Tableau de la course à la beauté et tableau de son insuffisance finale, cette image est une vibrante métaphore de la condition artistique, et, par derrière, de la condition humaine. Elle n'aurait pas autant d'efficacité sans l'horizon coupé construit par le concepteur du parc, qui invite au rêve et à la fois le limite de façon violente : on n'est pas dans les paysages infinis de Le Lorrain(2). On est dans une beauté bornée. Le placement parfait des sculptures devant une étendue d'eau qui tient le paradis ensoleillé à distance, marque que les deux hommes sont proches du but mais déjà devant une nouvelle épreuve, infranchissable pour le mourant.

Non seulement celui-ci n'y arrivera pas, mais son regard tourné vers le ciel indique qu'il a compris que le but qu'il poursuivait avec son compagnon était encore limité. Qu'il y en avait un plus vaste, qui échappera toujours.

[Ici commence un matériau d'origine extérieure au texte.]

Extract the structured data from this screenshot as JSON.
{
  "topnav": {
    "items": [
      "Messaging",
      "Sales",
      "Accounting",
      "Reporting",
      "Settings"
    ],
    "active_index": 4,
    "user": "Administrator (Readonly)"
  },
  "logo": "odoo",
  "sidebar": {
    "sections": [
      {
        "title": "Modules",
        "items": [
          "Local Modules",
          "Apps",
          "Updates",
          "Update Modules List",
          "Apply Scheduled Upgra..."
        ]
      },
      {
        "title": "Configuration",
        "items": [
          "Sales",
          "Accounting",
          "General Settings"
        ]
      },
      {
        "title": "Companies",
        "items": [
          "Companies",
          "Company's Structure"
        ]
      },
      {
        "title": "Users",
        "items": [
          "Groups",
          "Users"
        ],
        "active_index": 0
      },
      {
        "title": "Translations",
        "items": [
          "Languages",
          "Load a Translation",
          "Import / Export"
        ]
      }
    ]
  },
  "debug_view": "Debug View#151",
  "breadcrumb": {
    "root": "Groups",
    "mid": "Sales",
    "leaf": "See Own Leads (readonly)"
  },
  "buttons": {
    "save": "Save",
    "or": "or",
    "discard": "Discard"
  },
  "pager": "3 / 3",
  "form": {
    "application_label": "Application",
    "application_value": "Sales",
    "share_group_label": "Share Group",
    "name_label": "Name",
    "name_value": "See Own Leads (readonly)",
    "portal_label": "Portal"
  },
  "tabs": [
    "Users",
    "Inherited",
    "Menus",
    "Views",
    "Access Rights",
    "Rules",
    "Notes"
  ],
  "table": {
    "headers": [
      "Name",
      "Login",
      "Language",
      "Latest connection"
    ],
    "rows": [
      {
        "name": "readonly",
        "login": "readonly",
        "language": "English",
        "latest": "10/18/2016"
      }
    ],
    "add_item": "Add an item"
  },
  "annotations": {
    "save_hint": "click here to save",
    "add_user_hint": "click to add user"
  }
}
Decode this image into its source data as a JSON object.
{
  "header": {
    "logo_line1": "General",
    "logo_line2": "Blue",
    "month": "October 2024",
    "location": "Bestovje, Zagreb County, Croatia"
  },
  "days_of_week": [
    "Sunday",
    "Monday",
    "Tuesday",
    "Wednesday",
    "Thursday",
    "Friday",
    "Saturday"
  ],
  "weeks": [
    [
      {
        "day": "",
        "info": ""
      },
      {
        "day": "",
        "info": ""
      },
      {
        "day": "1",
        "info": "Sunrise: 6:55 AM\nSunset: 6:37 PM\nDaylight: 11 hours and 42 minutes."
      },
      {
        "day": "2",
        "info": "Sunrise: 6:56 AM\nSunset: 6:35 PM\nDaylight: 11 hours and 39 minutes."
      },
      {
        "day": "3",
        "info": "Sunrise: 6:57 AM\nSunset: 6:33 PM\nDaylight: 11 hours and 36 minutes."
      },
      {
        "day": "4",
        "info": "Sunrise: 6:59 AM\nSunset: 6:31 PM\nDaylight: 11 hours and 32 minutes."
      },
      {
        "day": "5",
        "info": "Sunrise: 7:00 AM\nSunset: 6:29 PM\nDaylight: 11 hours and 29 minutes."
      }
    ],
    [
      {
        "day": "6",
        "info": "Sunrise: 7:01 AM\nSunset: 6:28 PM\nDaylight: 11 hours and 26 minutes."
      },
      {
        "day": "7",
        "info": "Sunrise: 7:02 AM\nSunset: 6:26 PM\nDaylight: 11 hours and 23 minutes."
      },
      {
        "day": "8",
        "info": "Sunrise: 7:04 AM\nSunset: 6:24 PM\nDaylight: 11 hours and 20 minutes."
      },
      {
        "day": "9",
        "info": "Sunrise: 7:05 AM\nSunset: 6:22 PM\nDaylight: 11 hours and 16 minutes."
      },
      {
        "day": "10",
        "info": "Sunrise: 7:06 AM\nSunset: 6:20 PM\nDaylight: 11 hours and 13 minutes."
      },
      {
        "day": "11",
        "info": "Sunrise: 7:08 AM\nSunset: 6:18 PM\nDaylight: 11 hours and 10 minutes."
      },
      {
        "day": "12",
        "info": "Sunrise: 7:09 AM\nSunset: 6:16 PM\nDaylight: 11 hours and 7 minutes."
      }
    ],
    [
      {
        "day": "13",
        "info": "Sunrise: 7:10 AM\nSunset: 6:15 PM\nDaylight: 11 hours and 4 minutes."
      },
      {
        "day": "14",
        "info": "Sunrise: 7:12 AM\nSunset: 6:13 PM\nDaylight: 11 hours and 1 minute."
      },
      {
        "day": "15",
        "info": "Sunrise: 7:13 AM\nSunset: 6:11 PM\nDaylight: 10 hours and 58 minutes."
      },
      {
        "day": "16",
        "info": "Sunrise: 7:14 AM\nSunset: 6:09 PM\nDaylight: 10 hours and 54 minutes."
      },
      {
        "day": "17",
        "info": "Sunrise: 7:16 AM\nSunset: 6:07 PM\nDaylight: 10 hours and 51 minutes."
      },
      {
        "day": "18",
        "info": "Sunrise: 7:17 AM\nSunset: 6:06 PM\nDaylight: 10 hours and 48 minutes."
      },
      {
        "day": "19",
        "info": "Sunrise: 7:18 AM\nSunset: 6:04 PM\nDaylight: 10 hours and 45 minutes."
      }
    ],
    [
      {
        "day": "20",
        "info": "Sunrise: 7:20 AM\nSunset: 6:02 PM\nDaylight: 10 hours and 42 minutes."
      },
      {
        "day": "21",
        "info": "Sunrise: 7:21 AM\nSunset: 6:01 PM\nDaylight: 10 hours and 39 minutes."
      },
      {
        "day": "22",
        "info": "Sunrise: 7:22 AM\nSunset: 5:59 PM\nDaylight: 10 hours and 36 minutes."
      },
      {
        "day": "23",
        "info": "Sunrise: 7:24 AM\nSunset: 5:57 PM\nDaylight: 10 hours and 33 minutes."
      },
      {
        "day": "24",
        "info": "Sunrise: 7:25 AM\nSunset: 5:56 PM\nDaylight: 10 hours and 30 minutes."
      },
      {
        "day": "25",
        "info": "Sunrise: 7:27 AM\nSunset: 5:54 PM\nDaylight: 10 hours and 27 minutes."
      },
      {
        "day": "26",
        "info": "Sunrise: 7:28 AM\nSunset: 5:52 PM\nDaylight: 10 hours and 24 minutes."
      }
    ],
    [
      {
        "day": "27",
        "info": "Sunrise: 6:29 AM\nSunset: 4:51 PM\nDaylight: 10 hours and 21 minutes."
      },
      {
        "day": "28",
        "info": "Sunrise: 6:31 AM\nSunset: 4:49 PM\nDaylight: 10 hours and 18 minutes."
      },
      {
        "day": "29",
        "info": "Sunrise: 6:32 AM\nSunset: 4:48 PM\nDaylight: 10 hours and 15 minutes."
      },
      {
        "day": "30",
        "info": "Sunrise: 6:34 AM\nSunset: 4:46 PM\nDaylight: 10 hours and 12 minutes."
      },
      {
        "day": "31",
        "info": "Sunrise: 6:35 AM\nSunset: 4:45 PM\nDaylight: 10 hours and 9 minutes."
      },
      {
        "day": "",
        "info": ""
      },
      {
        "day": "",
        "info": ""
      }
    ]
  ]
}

On retrouve dans cette image la même violence d'opposition entre liberté et impuissance que dans la scène (à la réalité contestée) où Nietzsche embrasse un cheval qui ne peut plus avancer sous les coups de son maître(3) :
Les points de vue différents qu'offrent au spectateur tout en même temps la conscience
- de l'attention que porte le compagnon au mourant
- de celle du mourant pour les nuages
- de l'espace clos du jardin et de son lointain coupé
- d'un espace au-delà
- de la possibilité d'aller à la limite du jardin
- de la difficulté de traverser l'étendue d'eau
lui donnent l'impression d'une immense liberté (de l'esprit) ;
tandis qu'au même moment,
la conscience
- que l'horizon du jardin est limité et insuffisant
- que le mourant ne pourra même pas traverser l'étendue d'eau
- que seule l'imagination de la proximité aux nuages peut emporter le rêve plus loin
- que finalement tout cela n'est qu'un rêve figé dans la pierre
frappent d'horreur et d'impuissance et invitent à pleurer silencieusement sur la condition humaine et la vanité de l'art.

Notes

(1) La Charité fraternelle (1865) Conny, Julien Edouard baron de France
RF 258 Département des Sculptures du Moyen Age, de la Renaissance et des temps modernes
https://collections.louvre.fr/ark:/53355/cl010092877

(2) Claude Gellée dit Le Lorrain 
voir https://fr.wikipedia.org/wiki/Claude_Gell%C3%A9e

(3) entre autres, cité en https://www.philomag.com/articles/dostoievski-le-double-de-nietzsche
(...) au début de janvier 1889, [Nietzsche] s’enfonce brusquement dans le délire et l’hébétude. Mais son « effondrement » à Turin est précédé d’un geste (...). Devant un cocher fouettant violemment un cheval, Nietzsche se précipite, s’interpose, prend la bête par l’encolure, interdit à quiconque de s’en approcher et fond en larmes.
Le fait que cette anecdote contestable tienne si bien indique la force des images sur lesquelles elle se construit.